La vallée des tombes des rois par William Henry Bartlett (1809-1854), 
publié dans The Nile Boat or Glimpses of the Land of Egypt,1862

"L'excursion aux tombeaux des rois évoque d'autres idées et suscite d'autres réflexions que la vue des temples écroulés. C'est que la visite aux hypogées, encore revêtus de leurs peintures et de leurs inscriptions, nous fait entrevoir les origines des religions primitives ; elle nous rapproche de l'âme des premiers civilisés, de leurs aspirations, de leurs croyances sur la mort et sur l'au-delà.
Ici, plus de colonnades majestueuses, plus de portiques insolents : la nature s'est chargée du décor. Les Égyptiens eux-mêmes avaient bien compris que rien n'aurait pu ajouter à la majesté, à la sévérité du site qu'ils avaient choisi. Quelle région, mieux que celle-ci, eût été capable d'éveiller le sentiment du départ définitif ?
Des rochers jaune clair, cachant des trous creusés profondément, des galeries souterraines dont rien n'indiquait l'entrée, pas de fronton, pas de pylônes, des excavations brutes, longtemps ensevelies sous les effritements de la montagne et que maintenant les égyptologues ont mises à jour.
Plus d'allées de sphinx, mais un chemin caillouteux, au fond d'une vallée de quatre kilomètres, fruste, âpre, désolée et immense, s'enfonçant au revers de l'admirable colline rose que nous admirions de Louqsor.
C'était là, pour les Égyptiens, l'extrême limite du monde. C'était derrière cette chaîne de rochers que le soleil disparaissait chaque soir. L'âme humaine dont la course solaire était le symbole devait à sa mort rejoindre l'Astre-Dieu, dans la profondeur de l'Occident, pour le suivre dans l'Amentit et y accomplir sa destinée. Tous les morts de la vieille Égypte dorment donc dans la montagne du Couchant ; ils sont ainsi plus près du but de leur dernier voyage : "La contrée de l'Ouest, la très grande et la très bonne."
On a creusé pour eux ces demeures indestructibles qui ne périront qu'avec le monde : "Les temples et les palais des Égyptiens, a dit un historien grec, ont passé, car la vie de l'homme est passagère, mais leurs tombes sont éternelles comme la mort."
Rien n'est plus émouvant que cette route déserte, décrivant ses méandres entre deux pentes abruptes que fait flamboyer un soleil ardent ; rien n'est plus désolé.
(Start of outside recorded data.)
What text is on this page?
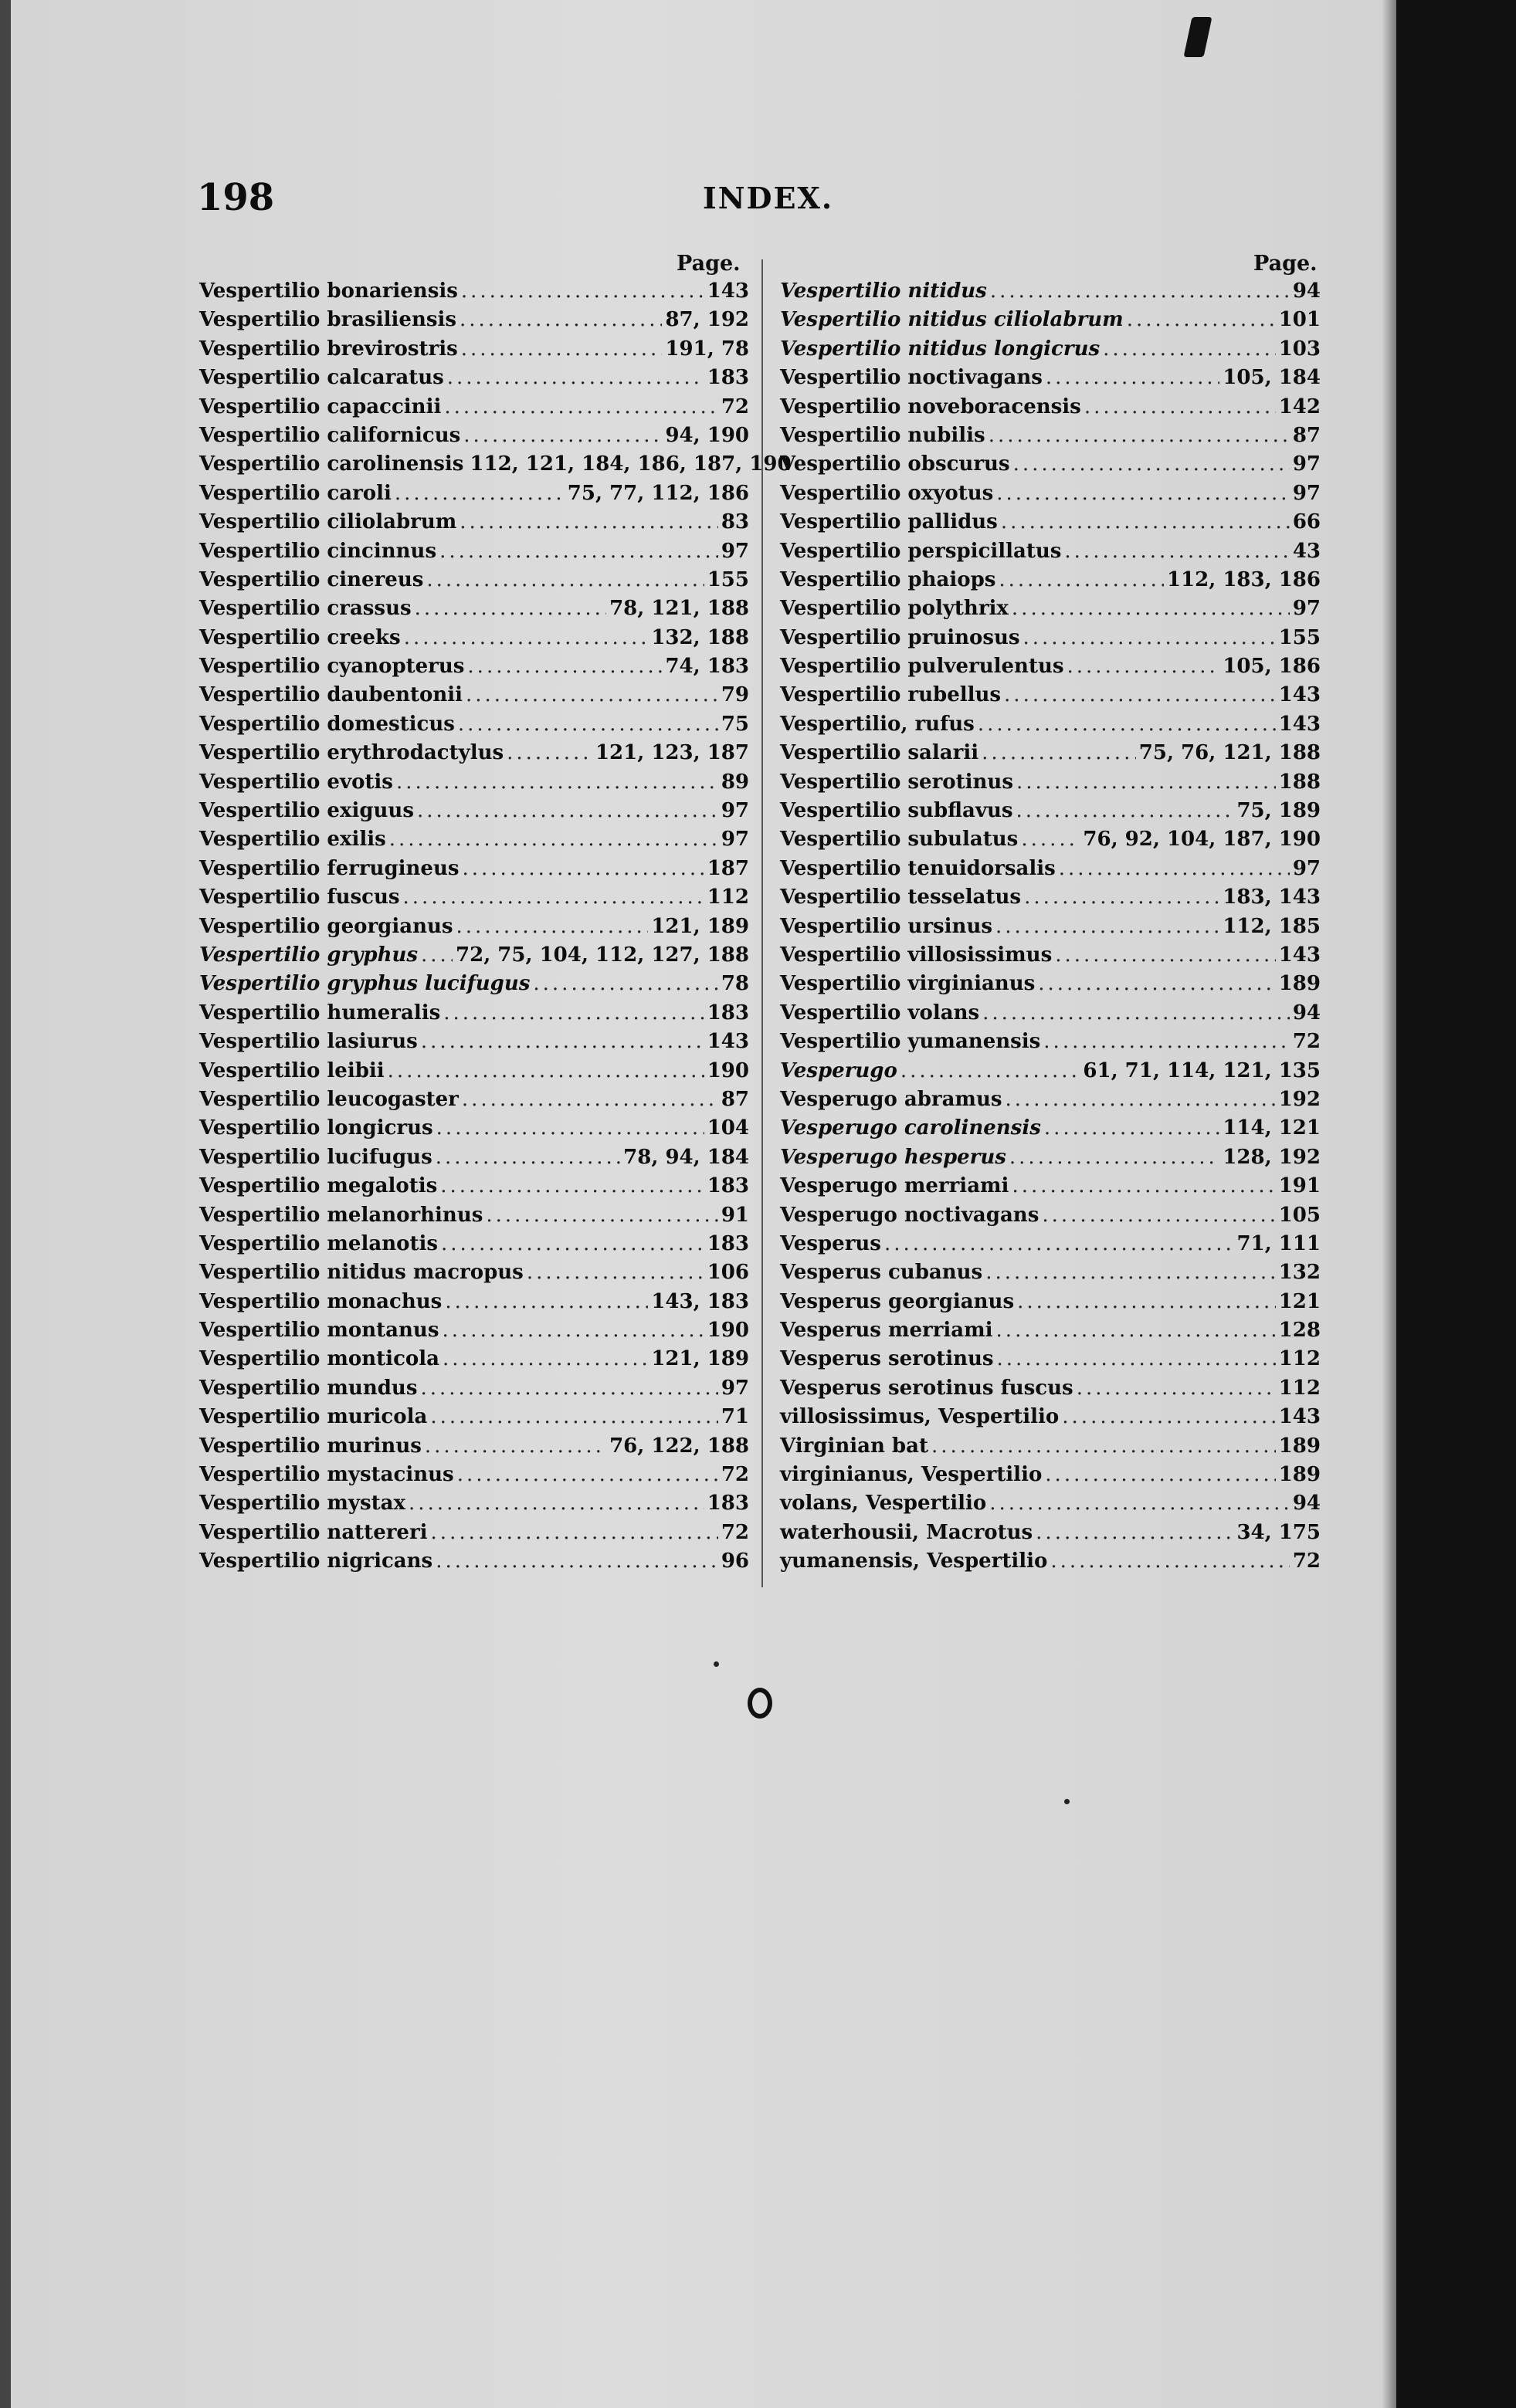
198	INDEX.
Page.	Page.
Vespertilio bonariensis .....	143
Vespertilio brasiliensis .....	87, 192
Vespertilio brevirostris .....	191, 78
Vespertilio calcaratus .....	183
Vespertilio capaccinii .....	72
Vespertilio californicus .....	94, 190
Vespertilio carolinensis 112, 121, 184, 186, 187, 190
Vespertilio caroli .....	75, 77, 112, 186
Vespertilio ciliolabrum .....	83
Vespertilio cincinnus .....	97
Vespertilio cinereus .....	155
Vespertilio crassus .....	78, 121, 188
Vespertilio creeks .....	132, 188
Vespertilio cyanopterus .....	74, 183
Vespertilio daubentonii .....	79
Vespertilio domesticus .....	75
Vespertilio erythrodactylus .....	121, 123, 187
Vespertilio evotis .....	89
Vespertilio exiguus .....	97
Vespertilio exilis .....	97
Vespertilio ferrugineus .....	187
Vespertilio fuscus .....	112
Vespertilio georgianus .....	121, 189
Vespertilio gryphus ..... 72, 75, 104, 112, 127, 188
Vespertilio gryphus lucifugus .....	78
Vespertilio humeralis .....	183
Vespertilio lasiurus .....	143
Vespertilio leibii .....	190
Vespertilio leucogaster .....	87
Vespertilio longicrus .....	104
Vespertilio lucifugus .....	78, 94, 184
Vespertilio megalotis .....	183
Vespertilio melanorhinus .....	91
Vespertilio melanotis .....	183
Vespertilio nitidus macropus .....	106
Vespertilio monachus .....	143, 183
Vespertilio montanus .....	190
Vespertilio monticola .....	121, 189
Vespertilio mundus .....	97
Vespertilio muricola .....	71
Vespertilio murinus .....	76, 122, 188
Vespertilio mystacinus .....	72
Vespertilio mystax .....	183
Vespertilio nattereri .....	72
Vespertilio nigricans .....	96
Vespertilio nitidus .....	94
Vespertilio nitidus ciliolabrum .....	101
Vespertilio nitidus longicrus .....	103
Vespertilio noctivagans .....	105, 184
Vespertilio noveboracensis .....	142
Vespertilio nubilis .....	87
Vespertilio obscurus .....	97
Vespertilio oxyotus .....	97
Vespertilio pallidus .....	66
Vespertilio perspicillatus .....	43
Vespertilio phaiops .....	112, 183, 186
Vespertilio polythrix .....	97
Vespertilio pruinosus .....	155
Vespertilio pulverulentus .....	105, 186
Vespertilio rubellus .....	143
Vespertilio, rufus .....	143
Vespertilio salarii .....	75, 76, 121, 188
Vespertilio serotinus .....	188
Vespertilio subflavus .....	75, 189
Vespertilio subulatus .....	76, 92, 104, 187, 190
Vespertilio tenuidorsalis .....	97
Vespertilio tesselatus .....	183, 143
Vespertilio ursinus .....	112, 185
Vespertilio villosissimus .....	143
Vespertilio virginianus .....	189
Vespertilio volans .....	94
Vespertilio yumanensis .....	72
Vesperugo .....	61, 71, 114, 121, 135
Vesperugo abramus .....	192
Vesperugo carolinensis .....	114, 121
Vesperugo hesperus .....	128, 192
Vesperugo merriami .....	191
Vesperugo noctivagans .....	105
Vesperus .....	71, 111
Vesperus cubanus .....	132
Vesperus georgianus .....	121
Vesperus merriami .....	128
Vesperus serotinus .....	112
Vesperus serotinus fuscus .....	112
villosissimus, Vespertilio .....	143
Virginian bat .....	189
virginianus, Vespertilio .....	189
volans, Vespertilio .....	94
waterhousii, Macrotus .....	34, 175
yumanensis, Vespertilio .....	72
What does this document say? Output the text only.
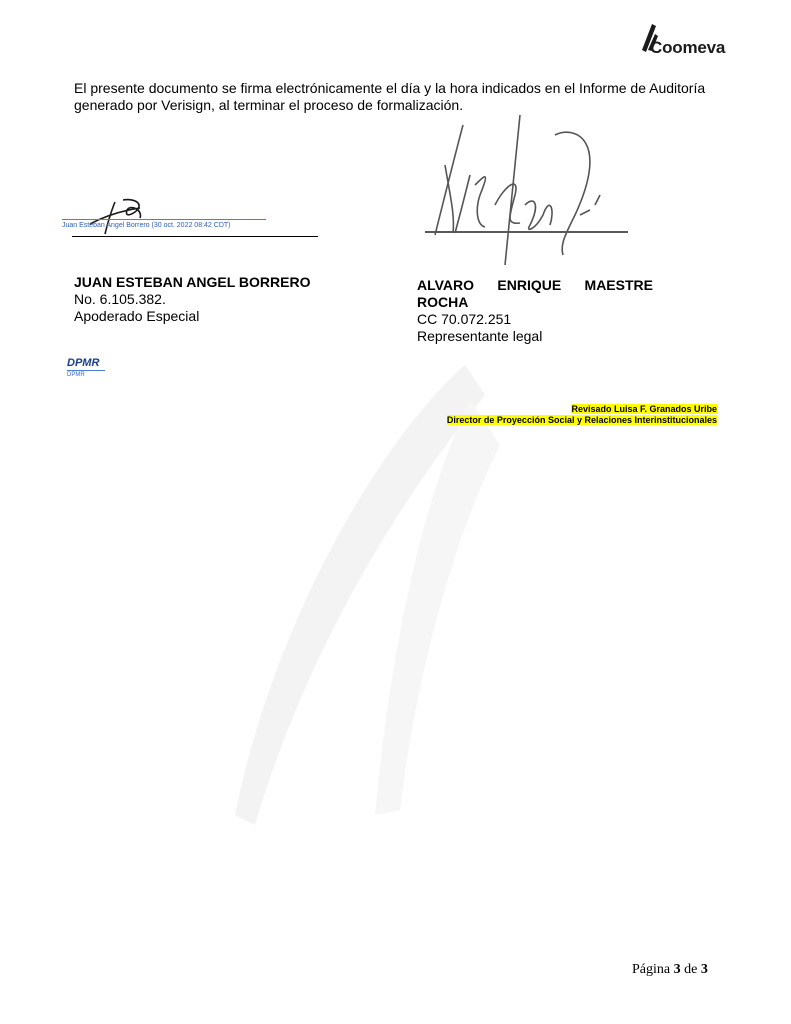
Coomeva
El presente documento se firma electrónicamente el día y la hora indicados en el Informe de Auditoría generado por Verisign, al terminar el proceso de formalización.
Juan Esteban Angel Borrero (30 oct. 2022 08:42 CDT)
JUAN ESTEBAN ANGEL BORRERO
No. 6.105.382.
Apoderado Especial
ALVARO ENRIQUE MAESTRE
ROCHA
CC 70.072.251
Representante legal
DPMR
DPMR
Revisado Luisa F. Granados Uribe
Director de Proyección Social y Relaciones Interinstitucionales
Página 3 de 3
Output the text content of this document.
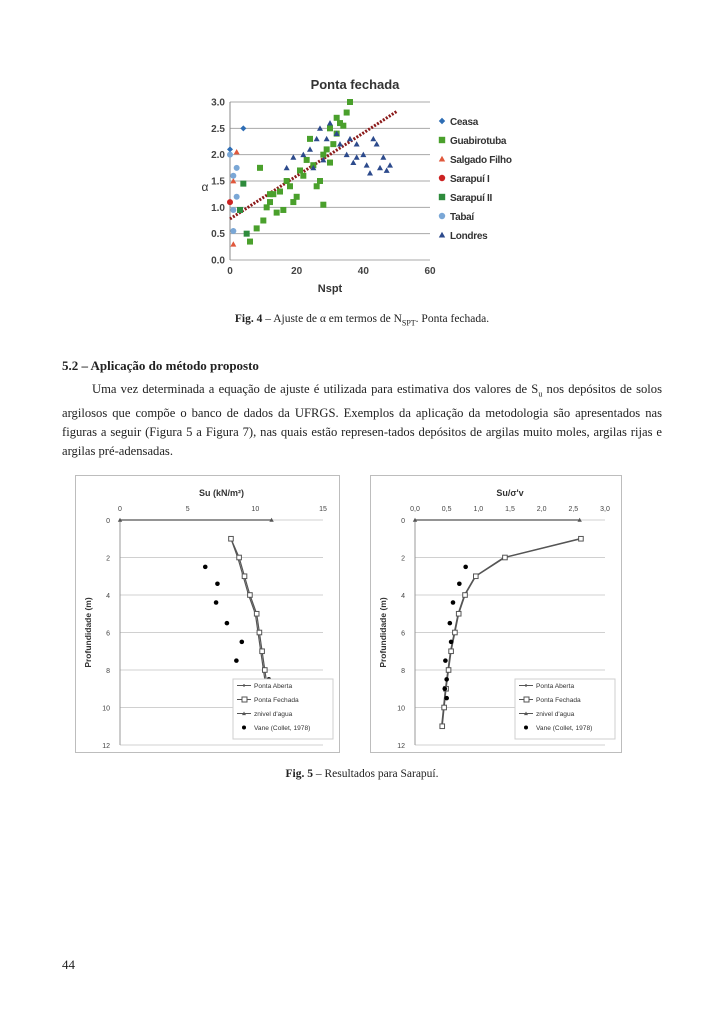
Ponta fechada
0.0
0.5
1.0
1.5
2.0
2.5
3.0
0	20	40	60
Nspt
α
Ceasa
Guabirotuba
Salgado Filho
Sarapuí I
Sarapuí II
Tabaí
Londres
Fig. 4 – Ajuste de α em termos de $N_{SPT}$. Ponta fechada.
5.2 – Aplicação do método proposto

Uma vez determinada a equação de ajuste é utilizada para estimativa dos valores de $S_u$ nos depósitos de solos argilosos que compõe o banco de dados da UFRGS. Exemplos da aplicação da metodologia são apresentados nas figuras a seguir (Figura 5 a Figura 7), nas quais estão represen-tados depósitos de argilas muito moles, argilas rijas e argilas pré-adensadas.

Su (kN/m²)
0	5	10	15
0
2
4
6
8
10
12
Profundidade (m)
Ponta Aberta
Ponta Fechada
znivel d'agua
Vane (Collet, 1978)
Su/σ'v
0,0	0,5	1,0	1,5	2,0	2,5	3,0
0
2
4
6
8
10
12
Profundidade (m)
Ponta Aberta
Ponta Fechada
znivel d'agua
Vane (Collet, 1978)
Fig. 5 – Resultados para Sarapuí.
44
Ce sont des masses solides, quelquefois elles sont taillées à pic, souvent arrondies en forme de tours, coupées de gorges escarpées et ombrées de bleu. Les lignes des crêtes sont harmonieuses, classiques et se détachent nettement ; mais quel silence et quelle solitude ! Rien n'y pousse, ni un arbrisseau, ni même un brin d'herbe ! partout la pierre nue et dorée, la pierre polie par le temps, par le frottement séculaire du sable impalpable que le vent du désert y apporte constamment. Seuls, quelques oiseaux donnent un semblant de vie à cette terre de mort, de rares alouettes huppées, les aigles fauves planant immobiles, des éperviers et des milans noirs décrivant des orbes majestueux dans le ciel couleur de turquoise."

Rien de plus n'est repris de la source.